Il consigliere Preioni e l'assessore Chiorino si adoperino per velocizzare i tempi.

Il sindaco di Verbania Silvia Marchionini attacca la Regione Piemonte per i ritardi nell’erogazione dei fondi della Cassa Integrazione.

Lo fa attraverso un comunicato stampa nel giorno della Festa dei Lavoratori.
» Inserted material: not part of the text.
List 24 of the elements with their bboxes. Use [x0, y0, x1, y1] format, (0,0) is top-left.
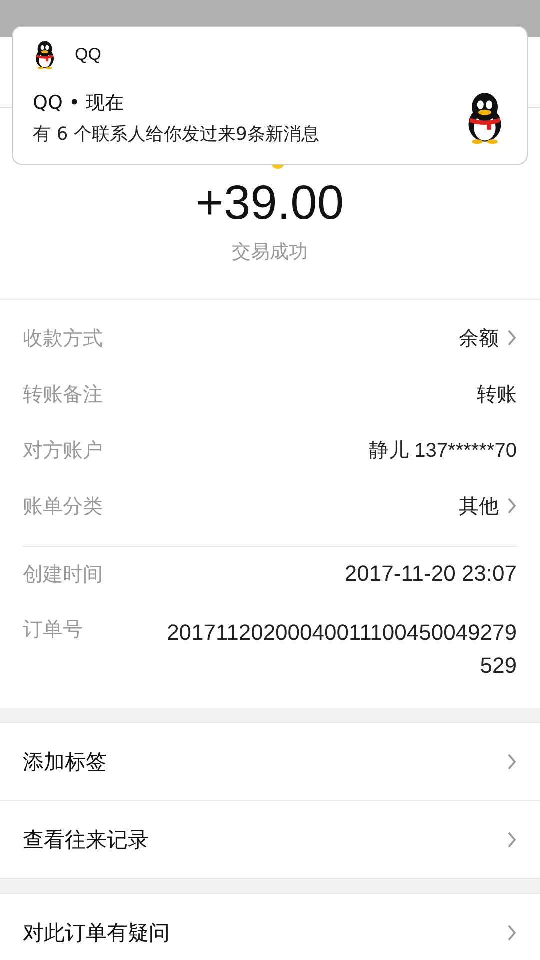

“Con il decreto-legge dello scorso 17 marzo 2020 il Governo ha previsto fondi per la Cassa integrazione in deroga da erogare alle aziende bloccate per emergenza coronavirus. La procedura prevede che le domande vengano inviate dalle regioni all’INPS che poi eroga i fondi alle aziende.
La regione Piemonte, dopo più di un mese dal decreto, è molto in ritardo rispetto alle altre regioni e alle necessità di garantire la rapida risposta alle domande.
Dalla riunione avvenuta ieri in III° Commissione del consiglio regionale, è emerso che il Piemonte ha, al 22 aprile 28 mila richieste di CIG arrivate ma solo 704 inviate all’INPS e liquidate, contro il Lazio che ne ha 30.840 già liquidate, la Campania 8.999 o il Veneto con 6.972.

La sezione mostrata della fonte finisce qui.